Create individual user accounts for team members and configure secure authentication methods in the CRS
Set up user accounts for each team member working in the CRS system. Each user gets their own login linked to their unique email address, with customizable access permissions based on their role as established by your hotel or brand.
The system requires multi-factor authentication for enhanced security, with options for email or mobile app verification.
Required conditions:
📌Important: Set up user roles before creating users. Roles determine system access levels and keep permissions relevant for each team member's responsibilities. Only authorized users with access to the security menu may create users and assign roles.
Create a new user account
Follow the steps below to create a user account.
Go to Security.
Go to User Profile.
Go to the Create New tab.
Enter the user name:
This identifies them in system logs.
Enter a password:
They'll change this on first login.
Enter first name.
Enter last name.
Enter email.
Choose the date format from the dropdown:
MM/DD/YYYY.
DD/MM/YYYY.
YYYY/MM/DD.
Choose time format:
AM or PM.
24 hour.
Select language – only English is fully supported.
Choose user interface (UI) style: This is not currently available it is under development.
Green.
Black or blue.
Grey.
White.
Sienna.
Check the box for 3rd Party Vendor if not a hotel employee for tracking.
Personalize room and rate display by selecting:
Show rate name to display rate names instead of codes.
Show room name to display room names instead of codes.
Show both name and code (recommended) for comprehensive viewing.
Choose the appropriate role as configured from the dropdown based on their job requirements.
Click Add New User.
Go to Modify User tab to configure further.
In the limit rate code access to field enter specific rate codes separated by a comma (,) if you want them to modify only certain rates like best available rate.
Authentication provider (if enabled) select the single sign on option your property or group has set up for the CRS.
Click Save.
📌Note: Users who haven't logged in for 90 days become inactive and won't display in this menu. Contact support or your company's administrator to reactivate inactive accounts.
Grant access to existing users
You can quickly extend CRS access to this property for users already set up in your CRS instance from another property. This task depends on user roles. If you don’t have access to do this yourself, contact your company's system administrator or the support team.
Go to Security.
Go to User Profile.
Go to the Grant Access to Existing User tab.
Enter their user name they're already using in the CRS.
Check the box for 3rd Party Vendor if not a hotel employee for tracking.
Select the role from the dropdown menu.
Click Grant Access.
Create authentication for a user account
Outlined below are the options for authentication for a user account.
Set up multi-factor authentication.
The CRS requires two-factor authentication for all user logins to protect system information.
Email authentication (default option).
All users automatically receive authentication codes via email sent to their registered email address.
Mobile app authentication (recommended).
For enhanced security and convenience, users can set up mobile app authentication using third-party applications like Duo, Authy, Google Authenticator, or Microsoft Authenticator.
Enable mobile authentication
Follow the steps below to enable mobile authentication.
Install an authentication app (Authy, Duo, Google Authenticator, or Microsoft Authenticator) on your mobile device.
Go to Security.
Go to My Profile.
Click Switch to secure code via authentication app button.
Use the authentication app to scan the QR code displayed on screen.
Enter the generated code into the Validate Security Code field in the CRS.
You'll see a success message confirming activation.
The previous button then updates to Switch to Secure Code via Email allowing you to switch back if needed.
Click Save.
Understand multi-factor authentication (MFA) prompts
You'll be prompted for multi-factor authentication (MFA) when:
Normal seven day cycle:
Your seven day MFA period has expired and requires re-verification.
Security system activation:
The system suspects automated or unusual activity and requires additional verification as protection.
Active MFA session:
MFA input is visible and requires completion.
⚠️Important: MFA codes expire after five minutes.

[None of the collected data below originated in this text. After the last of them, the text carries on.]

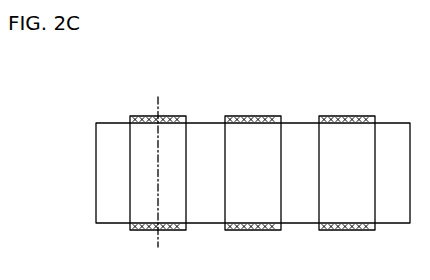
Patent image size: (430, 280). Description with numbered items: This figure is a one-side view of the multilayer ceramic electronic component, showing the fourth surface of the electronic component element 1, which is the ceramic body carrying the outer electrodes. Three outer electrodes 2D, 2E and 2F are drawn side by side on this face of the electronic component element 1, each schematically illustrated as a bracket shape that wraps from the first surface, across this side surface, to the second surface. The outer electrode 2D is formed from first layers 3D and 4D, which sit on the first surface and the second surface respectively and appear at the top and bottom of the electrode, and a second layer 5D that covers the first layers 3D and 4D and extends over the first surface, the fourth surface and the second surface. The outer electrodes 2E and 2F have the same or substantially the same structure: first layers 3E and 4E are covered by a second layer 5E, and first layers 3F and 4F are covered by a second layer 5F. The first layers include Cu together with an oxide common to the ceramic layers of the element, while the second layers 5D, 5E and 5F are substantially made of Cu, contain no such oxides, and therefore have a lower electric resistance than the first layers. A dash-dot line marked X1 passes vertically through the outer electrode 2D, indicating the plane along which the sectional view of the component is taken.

The electronic component element 1 is at (386, 181).
The line X1- X1 is at (157, 102).
The outer electrode 2D is at (207, 73).
The first layer 3D is at (172, 115).
The first layer 4D is at (130, 222).
The second layer 5D is at (168, 155).
The outer electrode 2E is at (295, 73).
The first layer 3E is at (250, 116).
The first layer 4E is at (226, 222).
The second layer 5E is at (263, 155).
The outer electrode 2F is at (390, 73).
The first layer 3F is at (343, 117).
The first layer 4F is at (320, 222).
The second layer 5F is at (357, 155).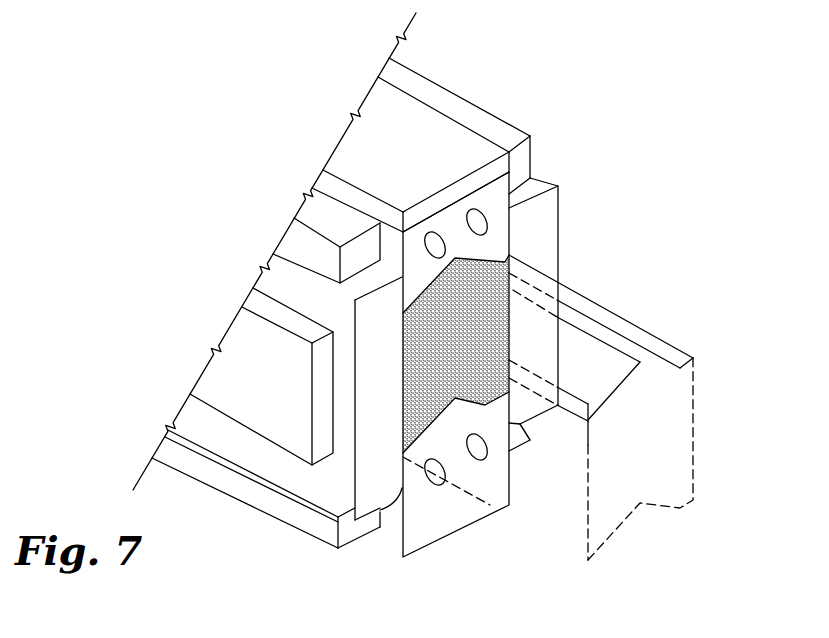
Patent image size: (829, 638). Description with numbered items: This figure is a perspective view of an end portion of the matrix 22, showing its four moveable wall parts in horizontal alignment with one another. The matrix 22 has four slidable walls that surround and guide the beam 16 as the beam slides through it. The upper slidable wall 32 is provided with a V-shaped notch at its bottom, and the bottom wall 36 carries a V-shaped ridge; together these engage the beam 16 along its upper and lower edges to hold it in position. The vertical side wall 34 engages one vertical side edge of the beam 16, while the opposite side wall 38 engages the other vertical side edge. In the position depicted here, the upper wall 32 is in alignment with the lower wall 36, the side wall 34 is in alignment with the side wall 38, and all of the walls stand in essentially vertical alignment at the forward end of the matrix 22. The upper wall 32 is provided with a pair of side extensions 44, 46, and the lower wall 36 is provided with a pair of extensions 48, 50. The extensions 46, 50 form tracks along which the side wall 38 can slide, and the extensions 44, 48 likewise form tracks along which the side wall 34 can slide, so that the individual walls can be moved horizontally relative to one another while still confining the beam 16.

The beam 16 is at (675, 408).
The matrix 22 is at (460, 81).
The upper slidable wall 32 is at (450, 150).
The vertical side wall 34 is at (550, 232).
The bottom wall 36 is at (445, 522).
The side wall 38 is at (335, 478).
The side extension 44 is at (503, 128).
The side extension 46 is at (340, 210).
The extension 48 is at (517, 440).
The extension 50 is at (352, 537).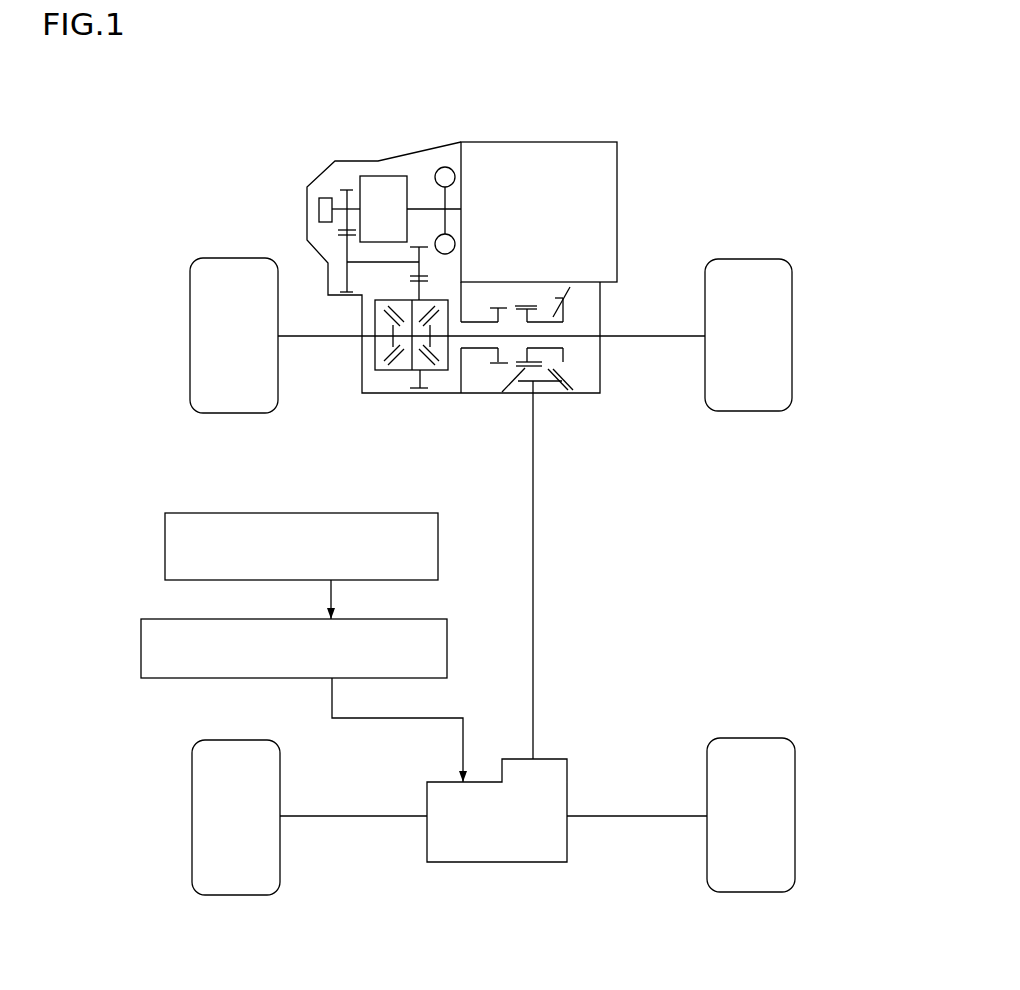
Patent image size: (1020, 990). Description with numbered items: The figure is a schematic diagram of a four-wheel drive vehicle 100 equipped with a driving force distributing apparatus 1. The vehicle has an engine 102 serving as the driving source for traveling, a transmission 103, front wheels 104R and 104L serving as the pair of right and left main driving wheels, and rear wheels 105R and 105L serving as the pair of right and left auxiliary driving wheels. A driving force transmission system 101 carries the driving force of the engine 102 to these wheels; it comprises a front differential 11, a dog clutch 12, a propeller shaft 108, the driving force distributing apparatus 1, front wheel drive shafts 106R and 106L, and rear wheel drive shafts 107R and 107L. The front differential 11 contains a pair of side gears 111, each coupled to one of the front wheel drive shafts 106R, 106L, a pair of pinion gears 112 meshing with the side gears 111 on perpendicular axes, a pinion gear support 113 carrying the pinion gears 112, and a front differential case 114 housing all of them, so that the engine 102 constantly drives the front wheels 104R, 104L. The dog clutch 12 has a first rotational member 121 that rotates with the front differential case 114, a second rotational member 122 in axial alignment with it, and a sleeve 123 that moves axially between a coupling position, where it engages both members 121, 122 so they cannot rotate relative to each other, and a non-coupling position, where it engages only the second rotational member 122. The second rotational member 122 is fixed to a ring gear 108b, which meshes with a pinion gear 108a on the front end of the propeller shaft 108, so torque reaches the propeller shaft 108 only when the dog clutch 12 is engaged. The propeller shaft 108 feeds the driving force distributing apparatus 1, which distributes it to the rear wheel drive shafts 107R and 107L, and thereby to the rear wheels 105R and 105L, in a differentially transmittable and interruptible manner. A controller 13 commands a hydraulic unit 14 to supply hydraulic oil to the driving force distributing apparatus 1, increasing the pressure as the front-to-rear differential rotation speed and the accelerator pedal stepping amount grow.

Request a new code rather than re-entering an expired one.
⚠️Important: Security-triggered MFA prompts bypass the normal 7-day cycle as intentional protection, not a system error.
Authentication guidelines
Outlined below are a list of the authentication guidelines.

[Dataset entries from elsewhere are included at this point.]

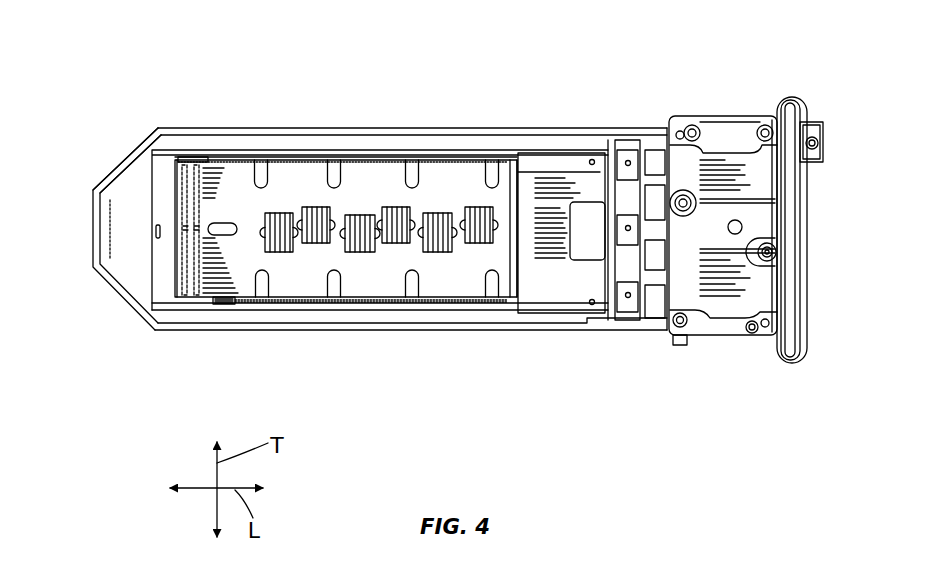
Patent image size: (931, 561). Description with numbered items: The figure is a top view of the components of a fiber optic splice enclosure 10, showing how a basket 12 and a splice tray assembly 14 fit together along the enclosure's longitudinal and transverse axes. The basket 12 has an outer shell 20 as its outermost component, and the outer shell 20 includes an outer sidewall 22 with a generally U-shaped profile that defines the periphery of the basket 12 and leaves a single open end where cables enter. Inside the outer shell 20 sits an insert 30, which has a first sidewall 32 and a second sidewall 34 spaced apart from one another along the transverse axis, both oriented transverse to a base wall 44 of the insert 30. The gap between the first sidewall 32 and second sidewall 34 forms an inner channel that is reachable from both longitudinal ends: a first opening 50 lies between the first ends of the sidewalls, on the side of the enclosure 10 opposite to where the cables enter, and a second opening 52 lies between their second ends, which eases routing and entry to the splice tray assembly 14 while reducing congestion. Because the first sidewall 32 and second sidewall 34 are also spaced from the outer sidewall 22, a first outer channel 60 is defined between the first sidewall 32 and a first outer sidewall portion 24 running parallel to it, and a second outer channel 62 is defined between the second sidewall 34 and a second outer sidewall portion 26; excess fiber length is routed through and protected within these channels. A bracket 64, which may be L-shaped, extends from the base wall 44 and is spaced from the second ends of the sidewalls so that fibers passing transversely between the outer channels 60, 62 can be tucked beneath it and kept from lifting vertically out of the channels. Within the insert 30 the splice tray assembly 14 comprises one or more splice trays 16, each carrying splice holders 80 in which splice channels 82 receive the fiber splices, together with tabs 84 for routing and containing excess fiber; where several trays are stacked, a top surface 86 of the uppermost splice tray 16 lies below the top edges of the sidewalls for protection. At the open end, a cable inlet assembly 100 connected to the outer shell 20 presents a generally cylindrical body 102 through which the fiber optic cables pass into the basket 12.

The fiber optic splice enclosure 10 is at (505, 63).
The basket 12 is at (333, 113).
The splice tray assembly 14 is at (272, 150).
The splice tray 16 is at (300, 155).
The outer shell 20 is at (115, 160).
The outer sidewall 22 is at (178, 128).
The first outer sidewall portion 24 is at (333, 327).
The second outer sidewall portion 26 is at (447, 130).
The insert 30 is at (532, 153).
The first sidewall 32 is at (232, 307).
The second sidewall 34 is at (197, 150).
The base wall 44 is at (532, 265).
The first opening 50 is at (140, 212).
The second opening 52 is at (520, 200).
The first outer channel 60 is at (278, 317).
The second outer channel 62 is at (330, 145).
The bracket 64 is at (590, 222).
The splice holder 80 is at (262, 215).
The splice channel 82 is at (278, 212).
The tab 84 is at (342, 168).
The top surface 86 is at (427, 160).
The cable inlet assembly 100 is at (705, 70).
The body 102 is at (740, 150).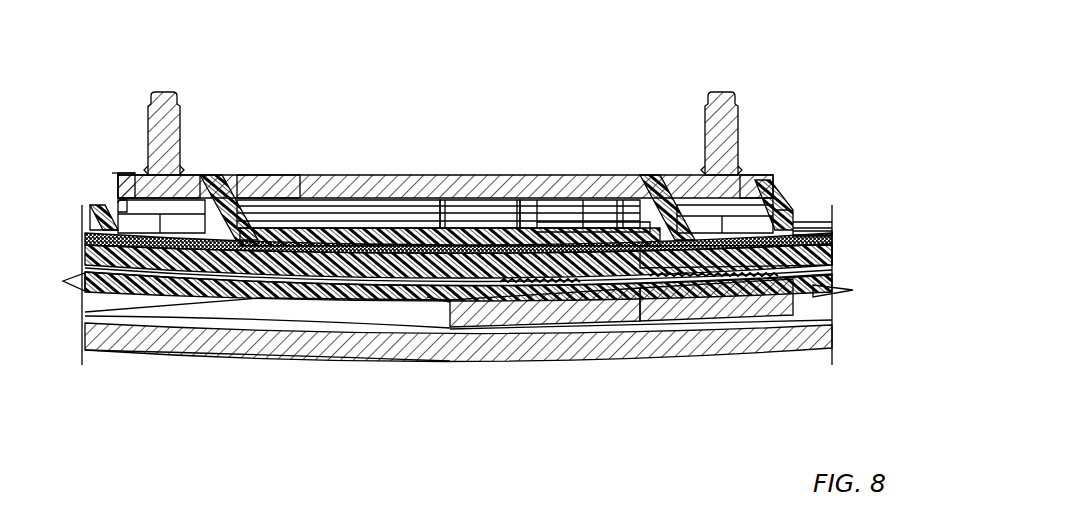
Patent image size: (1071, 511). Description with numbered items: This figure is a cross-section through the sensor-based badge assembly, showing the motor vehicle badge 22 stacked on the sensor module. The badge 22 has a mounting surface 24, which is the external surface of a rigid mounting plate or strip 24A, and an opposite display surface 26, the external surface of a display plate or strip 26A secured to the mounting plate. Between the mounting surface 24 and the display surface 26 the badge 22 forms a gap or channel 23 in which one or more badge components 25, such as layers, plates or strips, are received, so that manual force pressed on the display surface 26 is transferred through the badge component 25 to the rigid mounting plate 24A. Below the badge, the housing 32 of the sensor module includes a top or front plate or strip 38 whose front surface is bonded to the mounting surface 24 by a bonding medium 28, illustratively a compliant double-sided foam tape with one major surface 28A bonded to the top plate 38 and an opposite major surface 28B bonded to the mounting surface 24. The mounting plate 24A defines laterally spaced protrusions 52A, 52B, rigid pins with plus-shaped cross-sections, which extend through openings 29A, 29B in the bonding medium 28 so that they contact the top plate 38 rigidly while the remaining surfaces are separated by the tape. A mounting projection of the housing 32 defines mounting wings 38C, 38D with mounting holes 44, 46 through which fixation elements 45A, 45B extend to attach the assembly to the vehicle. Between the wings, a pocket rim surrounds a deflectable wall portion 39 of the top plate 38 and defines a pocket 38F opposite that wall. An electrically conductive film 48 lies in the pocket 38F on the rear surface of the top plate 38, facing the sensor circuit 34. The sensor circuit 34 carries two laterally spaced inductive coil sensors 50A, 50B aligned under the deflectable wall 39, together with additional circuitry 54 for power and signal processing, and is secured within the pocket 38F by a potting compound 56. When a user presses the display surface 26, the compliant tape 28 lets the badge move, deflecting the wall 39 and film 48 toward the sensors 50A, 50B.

Authentication code format:
All codes are six digits.
Email delivery time:
Codes are sent immediately with no delay from our system. Delivery times may vary based on email service providers.
Code expiration:
Codes expire five minutes after sending.
Frequency of prompts:
When the system detects irregular activity it will request a new MFA. Avoid clicking login too quickly or using saved passwords, as this may trigger bot detection.
Lost mobile device:
Contact support to switch back to email authentication temporarily.
Switching methods:
Users can choose between email or mobile app authentication and switch between methods as needed. Only the user can enable mobile app authentication.